We were pleasantly surprised by ‘Daily Limousine’, the transport service we had booked via the 12Go app to take us to Trang An. They picked us up and dropped us off door to door, the seats were roomy, the air con was effective and there was even WiFi. No it wasn’t an actual limousine, but it was better than the average traveller minibus.
The first part of the journey, negotiating the traffic through the Hanoi suburbs, seemed to take a long time. Tall tower blocks jostled with basic low rise dwellings as the minibus stopped and started, crawling through various neighbourhoods. Eventually we reached a toll road and things sped up. Lush green rice paddies began to appear, but the countryside was environmentally devastated. A lot of recent rebuilding had occurred. We passed a lot of old style French looking buildings with dates from the late 1990s and 2000s inscribed on them. We initially took one massive and ornately carved building to be a cathedral, but when we looked on google maps it turned out to be the private home of a local concrete baron.
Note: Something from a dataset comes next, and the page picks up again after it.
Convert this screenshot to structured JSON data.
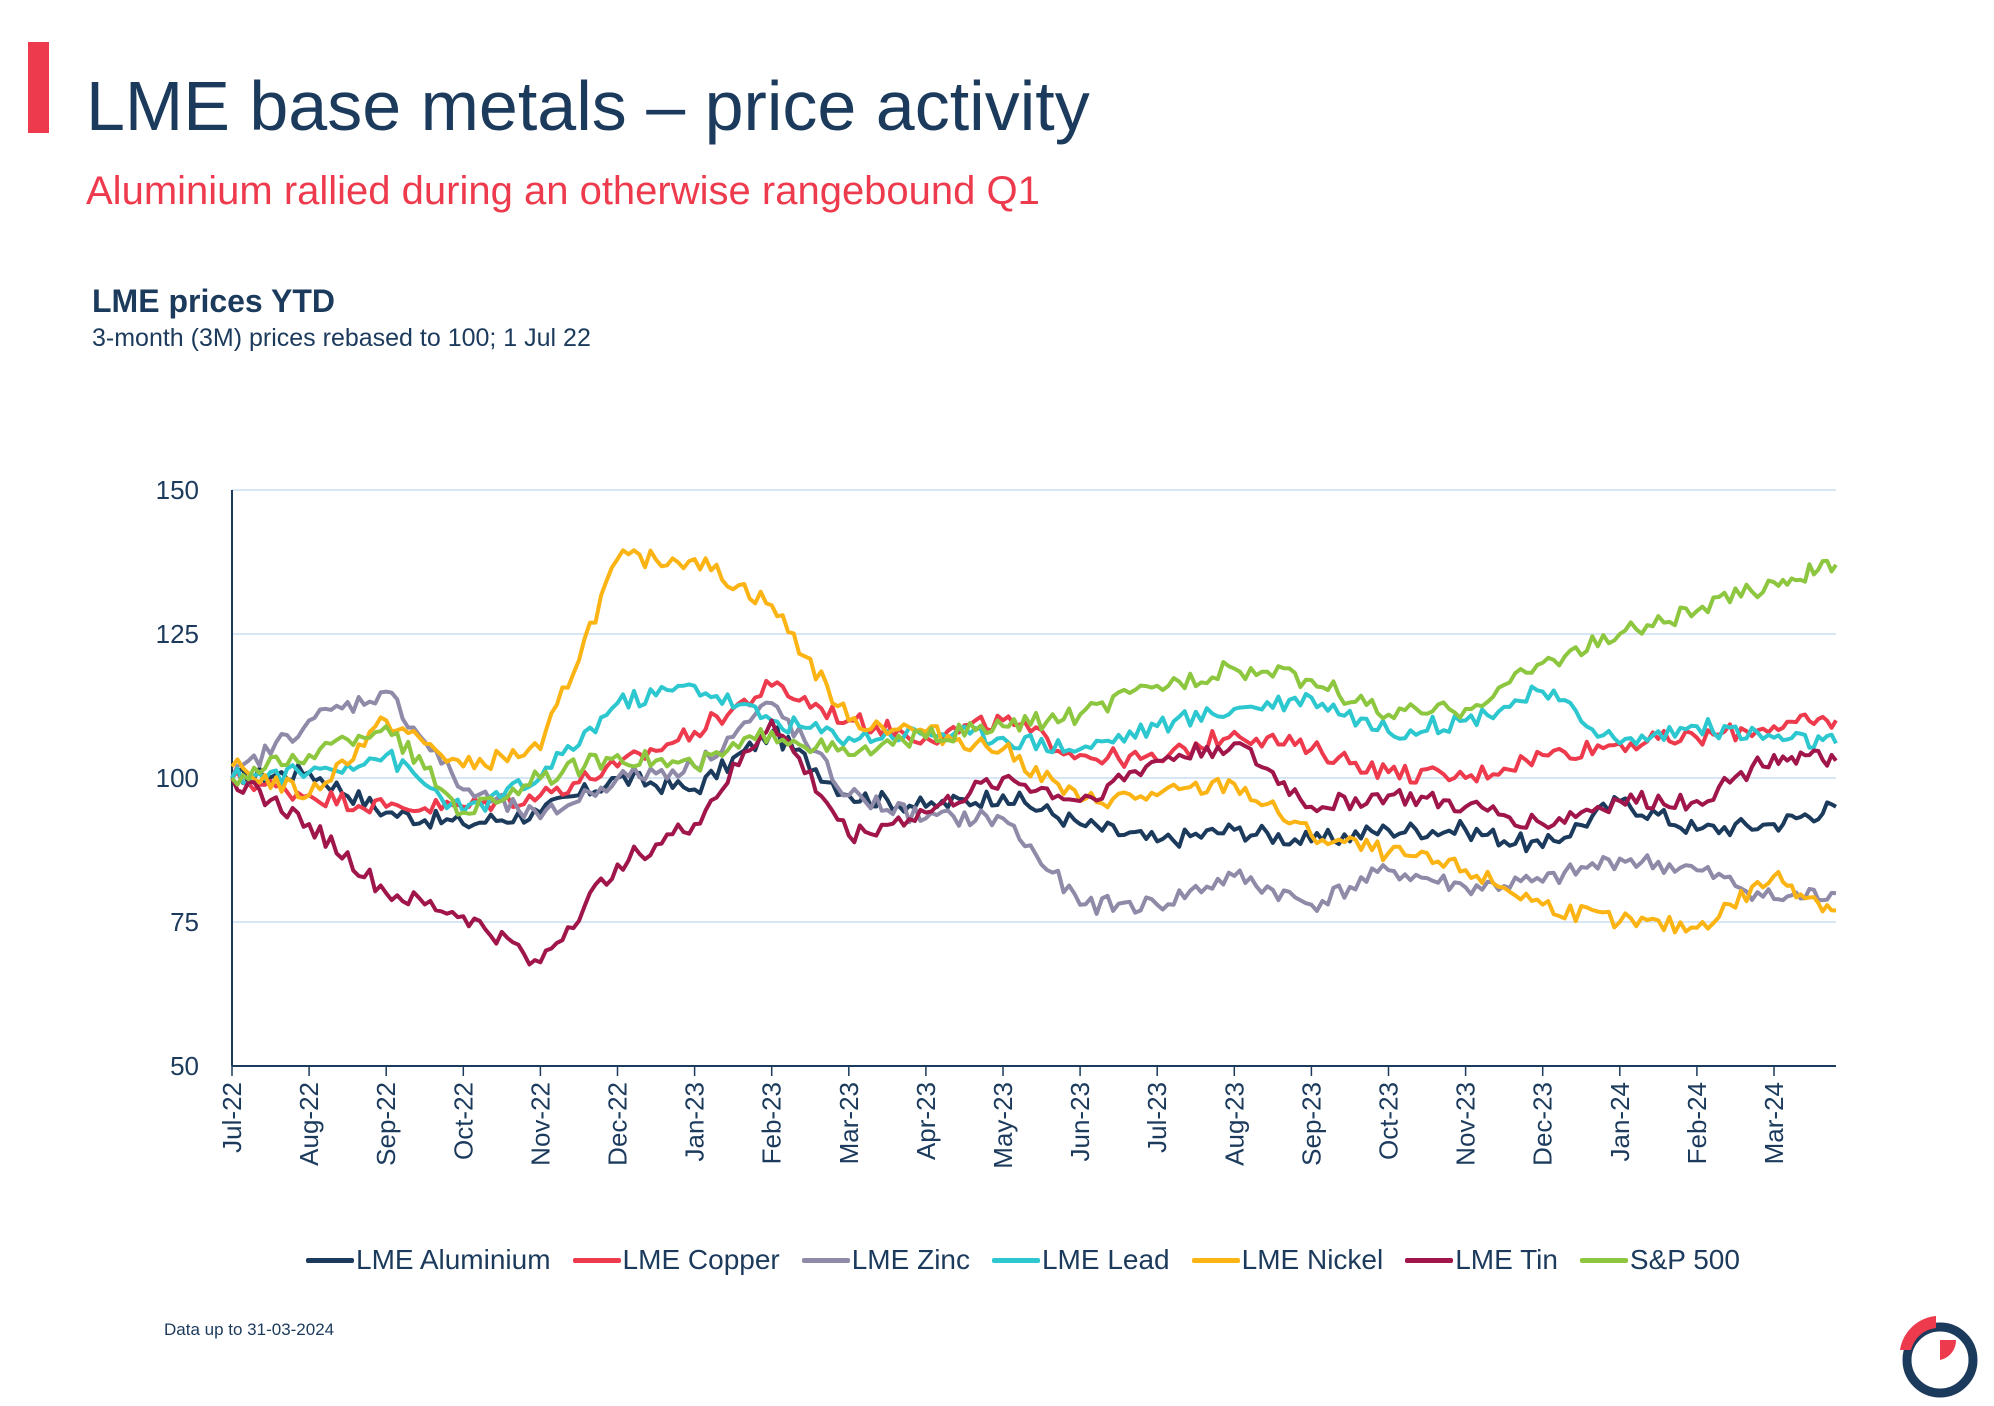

We noticed one comment below the information on google maps saying that the owner of the mansion has ‘robbed the Vietnamese people’.
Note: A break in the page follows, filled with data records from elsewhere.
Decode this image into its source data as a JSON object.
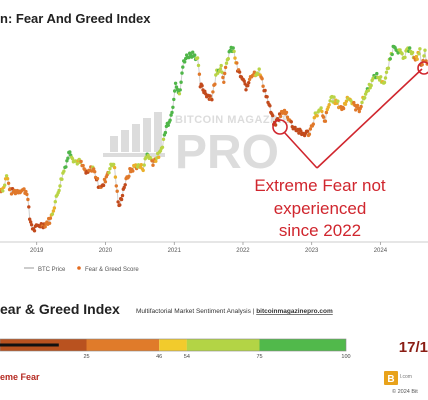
{
  "header": {
    "title": "n: Fear And Greed Index"
  },
  "watermark": {
    "line1": "BITCOIN MAGAZINE",
    "line2": "PRO"
  },
  "annotation": {
    "lines": [
      "Extreme Fear not",
      "experienced",
      "since 2022"
    ],
    "color": "#d0262e"
  },
  "legend": {
    "price_label": "BTC Price",
    "score_label": "Fear & Greed Score"
  },
  "chart_data": {
    "type": "scatter",
    "x_ticks": [
      "2019",
      "2020",
      "2021",
      "2022",
      "2023",
      "2024"
    ],
    "price_points": [
      [
        "2018-06-20",
        6500,
        45
      ],
      [
        "2018-07-10",
        6700,
        50
      ],
      [
        "2018-07-25",
        8200,
        60
      ],
      [
        "2018-08-15",
        6300,
        25
      ],
      [
        "2018-09-10",
        6300,
        30
      ],
      [
        "2018-10-10",
        6500,
        35
      ],
      [
        "2018-11-10",
        6300,
        30
      ],
      [
        "2018-11-25",
        4000,
        10
      ],
      [
        "2018-12-15",
        3300,
        8
      ],
      [
        "2019-01-15",
        3600,
        20
      ],
      [
        "2019-02-15",
        3650,
        25
      ],
      [
        "2019-03-15",
        3950,
        40
      ],
      [
        "2019-04-05",
        5000,
        60
      ],
      [
        "2019-05-15",
        8000,
        75
      ],
      [
        "2019-06-26",
        12500,
        90
      ],
      [
        "2019-07-20",
        10500,
        60
      ],
      [
        "2019-08-20",
        10300,
        50
      ],
      [
        "2019-09-25",
        8400,
        20
      ],
      [
        "2019-10-26",
        9500,
        50
      ],
      [
        "2019-11-25",
        7100,
        20
      ],
      [
        "2019-12-18",
        6800,
        20
      ],
      [
        "2020-01-15",
        8800,
        50
      ],
      [
        "2020-02-14",
        10300,
        70
      ],
      [
        "2020-03-13",
        4800,
        8
      ],
      [
        "2020-04-10",
        6900,
        20
      ],
      [
        "2020-05-10",
        8800,
        40
      ],
      [
        "2020-06-10",
        9700,
        50
      ],
      [
        "2020-07-20",
        9400,
        55
      ],
      [
        "2020-08-10",
        11800,
        80
      ],
      [
        "2020-09-10",
        10300,
        45
      ],
      [
        "2020-10-20",
        12000,
        60
      ],
      [
        "2020-11-20",
        18500,
        90
      ],
      [
        "2020-12-20",
        23500,
        92
      ],
      [
        "2021-01-08",
        40000,
        95
      ],
      [
        "2021-01-28",
        31000,
        70
      ],
      [
        "2021-02-20",
        56000,
        94
      ],
      [
        "2021-03-13",
        61000,
        90
      ],
      [
        "2021-04-14",
        63500,
        85
      ],
      [
        "2021-05-05",
        57000,
        65
      ],
      [
        "2021-05-19",
        37000,
        20
      ],
      [
        "2021-06-22",
        32000,
        15
      ],
      [
        "2021-07-20",
        30000,
        20
      ],
      [
        "2021-08-15",
        47000,
        70
      ],
      [
        "2021-09-07",
        51000,
        75
      ],
      [
        "2021-09-21",
        41000,
        30
      ],
      [
        "2021-10-20",
        65000,
        85
      ],
      [
        "2021-11-10",
        68000,
        80
      ],
      [
        "2021-12-04",
        48000,
        20
      ],
      [
        "2022-01-22",
        35000,
        10
      ],
      [
        "2022-02-10",
        44000,
        40
      ],
      [
        "2022-03-28",
        47000,
        60
      ],
      [
        "2022-05-09",
        30000,
        10
      ],
      [
        "2022-06-18",
        19000,
        6
      ],
      [
        "2022-07-20",
        23000,
        30
      ],
      [
        "2022-08-15",
        24000,
        40
      ],
      [
        "2022-09-20",
        19000,
        20
      ],
      [
        "2022-11-09",
        16500,
        12
      ],
      [
        "2022-12-20",
        16800,
        25
      ],
      [
        "2023-01-20",
        22500,
        55
      ],
      [
        "2023-02-20",
        24500,
        60
      ],
      [
        "2023-03-10",
        20000,
        35
      ],
      [
        "2023-04-14",
        30500,
        65
      ],
      [
        "2023-06-15",
        25000,
        40
      ],
      [
        "2023-07-14",
        31000,
        60
      ],
      [
        "2023-08-18",
        26000,
        40
      ],
      [
        "2023-09-11",
        25000,
        40
      ],
      [
        "2023-10-24",
        34500,
        70
      ],
      [
        "2023-12-08",
        44000,
        75
      ],
      [
        "2024-01-23",
        39000,
        50
      ],
      [
        "2024-02-28",
        62000,
        80
      ],
      [
        "2024-03-14",
        73000,
        88
      ],
      [
        "2024-04-20",
        63000,
        70
      ],
      [
        "2024-05-01",
        57000,
        55
      ],
      [
        "2024-06-05",
        71000,
        78
      ],
      [
        "2024-07-05",
        55000,
        35
      ],
      [
        "2024-07-29",
        68000,
        70
      ],
      [
        "2024-08-05",
        50000,
        25
      ],
      [
        "2024-08-25",
        64000,
        60
      ],
      [
        "2024-09-06",
        53000,
        30
      ]
    ]
  },
  "gauge": {
    "title": "ear & Greed Index",
    "subtitle_left": "Multifactorial Market Sentiment Analysis | ",
    "subtitle_link": "bitcoinmagazinepro.com",
    "ticks": [
      "25",
      "46",
      "54",
      "75",
      "100"
    ],
    "segments": [
      {
        "color": "#b9521f"
      },
      {
        "color": "#e07b2a"
      },
      {
        "color": "#f2cb2c"
      },
      {
        "color": "#b3d445"
      },
      {
        "color": "#51b94b"
      }
    ],
    "pointer_value": 17,
    "value_text": "17/1",
    "status_text": "eme Fear",
    "status_color": "#b52a22"
  },
  "footer": {
    "logo_text": "B",
    "small_text": "l.com",
    "copyright": "© 2024 Bit"
  }
}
We were saddened to observe that the limestone karsts we started to notice all around were being mined. These karsts are ancient eco systems supporting all sorts of wildlife. An article in Tuoi Tre (Vietnamese media) reports that a company was given a thirty year license to mine by the local government who now regret this decision. Illegal mining also takes place. When we stopped for a coffee break during our journey we could see the concrete plant that the mined karsts supply in the distance, belching out smoke.
Trang An became a world heritage site in 2015, which means that at least it and the national park beyond are protected from exploitation. We could see a lot of building going on in relation to tourist development but in Trang An, for now at least, this appears to be being done in a way that is more sympathetic to the environment. There is a focus on small home stays rather than massive hotels, whereas neighbouring Tam Coc and Ninh Binh are more built up.
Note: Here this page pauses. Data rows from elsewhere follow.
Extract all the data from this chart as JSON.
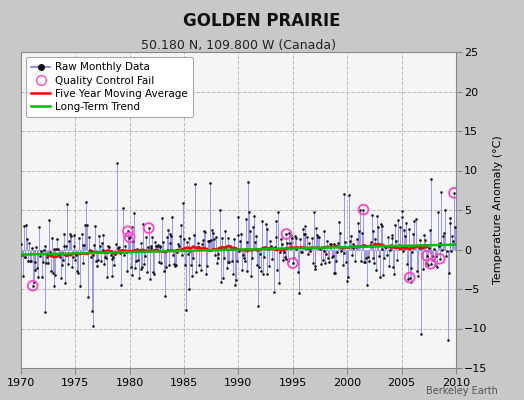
{
  "title": "GOLDEN PRAIRIE",
  "subtitle": "50.180 N, 109.800 W (Canada)",
  "ylabel": "Temperature Anomaly (°C)",
  "watermark": "Berkeley Earth",
  "xlim": [
    1970,
    2010
  ],
  "ylim": [
    -15,
    25
  ],
  "yticks": [
    -15,
    -10,
    -5,
    0,
    5,
    10,
    15,
    20,
    25
  ],
  "xticks": [
    1970,
    1975,
    1980,
    1985,
    1990,
    1995,
    2000,
    2005,
    2010
  ],
  "fig_bg_color": "#c8c8c8",
  "plot_bg_color": "#f5f5f5",
  "raw_line_color": "#6666ff",
  "stem_color": "#7777ee",
  "dot_color": "#111111",
  "ma_color": "#ff0000",
  "trend_color": "#00bb00",
  "qc_color": "#ff44cc",
  "title_fontsize": 12,
  "subtitle_fontsize": 9,
  "tick_fontsize": 8,
  "ylabel_fontsize": 8,
  "legend_fontsize": 7.5,
  "seed": 42
}
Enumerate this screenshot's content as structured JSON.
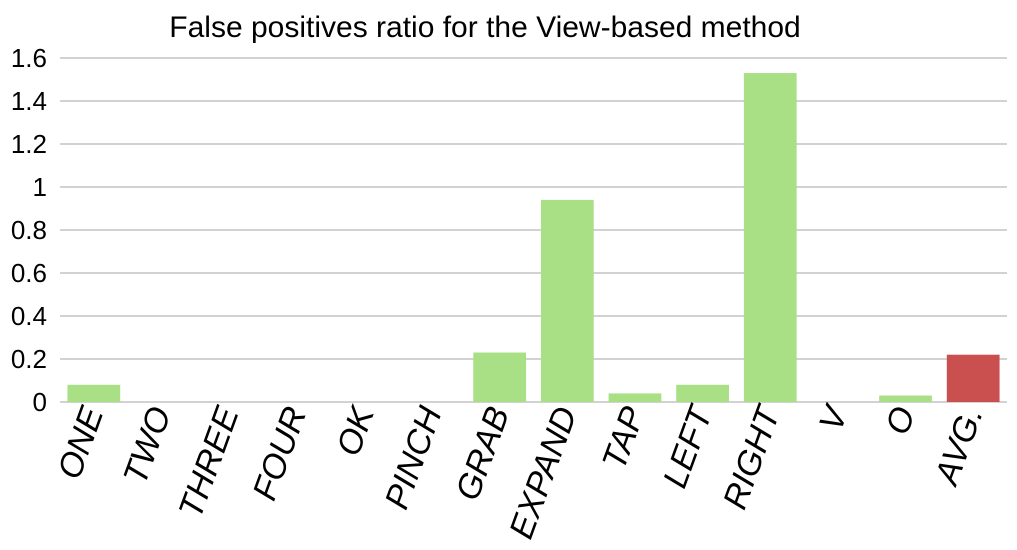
{
  "chart_data": {
    "type": "bar",
    "title": "False positives ratio for the View-based method",
    "xlabel": "",
    "ylabel": "",
    "categories": [
      "ONE",
      "TWO",
      "THREE",
      "FOUR",
      "OK",
      "PINCH",
      "GRAB",
      "EXPAND",
      "TAP",
      "LEFT",
      "RIGHT",
      "V",
      "O",
      "AVG."
    ],
    "values": [
      0.08,
      0,
      0,
      0,
      0,
      0,
      0.23,
      0.94,
      0.04,
      0.08,
      1.53,
      0,
      0.03,
      0.22
    ],
    "bar_colors": [
      "#a9df85",
      "#a9df85",
      "#a9df85",
      "#a9df85",
      "#a9df85",
      "#a9df85",
      "#a9df85",
      "#a9df85",
      "#a9df85",
      "#a9df85",
      "#a9df85",
      "#a9df85",
      "#a9df85",
      "#c9504f"
    ],
    "ylim": [
      0,
      1.6
    ],
    "yticks": [
      "0",
      "0.2",
      "0.4",
      "0.6",
      "0.8",
      "1",
      "1.2",
      "1.4",
      "1.6"
    ],
    "grid": true,
    "legend": "none"
  }
}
Our homestay was run by a muti generational family with a small baby who was constantly in somebody’s arms and never seemed to cry. The weather was very hot and humid, but during our time there we experienced a few rain storms that cleared the air a bit.

We hired bikes and cycled round the area where there are ancient sites as well as the natural wonders of the karsts to see. The biggest draw is the boat trips along the rivers and through the caves that dot the area. The boats also give participants access to remote temples that cannot be reached by other means of transport.
We hired a boat, initially accompanied by a Vietnamese family. At the first temple they disappeared. They wanted to continue on a shorter route than us. That meant Tim and I had the boat to ourselves. I have put a video and pictures on social media about the trip – it was one of the best experiences I have had in Vietnam so far.
In the boat the only sounds we heard were birdsong and the plop of the oars. The caves were filled with stalagmites stalactites. Sparkling minerals were embedded in the cave walls. I was a little concerned about the impact of the lights on the wildlife though.
I particularly loved the reflections of the karsts and the surrounding trees and reeds in the still water. It was a wonderful feeling emerging from a cave into what felt like a secret, water filled valley hemmed in by karsts and knowing that the only way out was through another cave. We met very few other boats.






It seemed like the whole of Trang An was being developed by a government corporation. I remembered the Vietnamese woman studying in the UK who I met at the airport had explaining to me that that is how things are organised in Vietnam. Although this centrally organised development is not as chaotic and piecemeal as it is in, say, India, there is also the risk of corruption and local people being left out of the process. From what I could see though, a lot of locals did seem to be employed in the national park tourism activities in a way that is positive for them. The central organisation meant that safety standards like provision of life jackets were adhered to.
We spent the rest of our time in Trang A visiting a lake and the remains of the ancient capital on our bikes. It was fun to see the Vietnamese tourists all out around the lake for the Unification day weekend, often dressed up and taking pictures.

We met an Australian Vietnamese couple who told us that the concrete baron is a good person who has contributed to development in the area and built the Buddhist shrine at the lake. According to them he has renounced his worldly goods and built the opulent mansion for his parents. This is contrast to what I read online. I remembered the Vietnamese student at the airport telling me that ‘foreign Vietnamese’ often have a different take on the country due to longstanding political differences. I guess that countries like Vietnam entered the ‘post truth’ era years before the UK and Europe.
It was time for us to return to Hanoi’s chaos and finish our sightseeing there, but I could easily have spent more time in the Trang An area.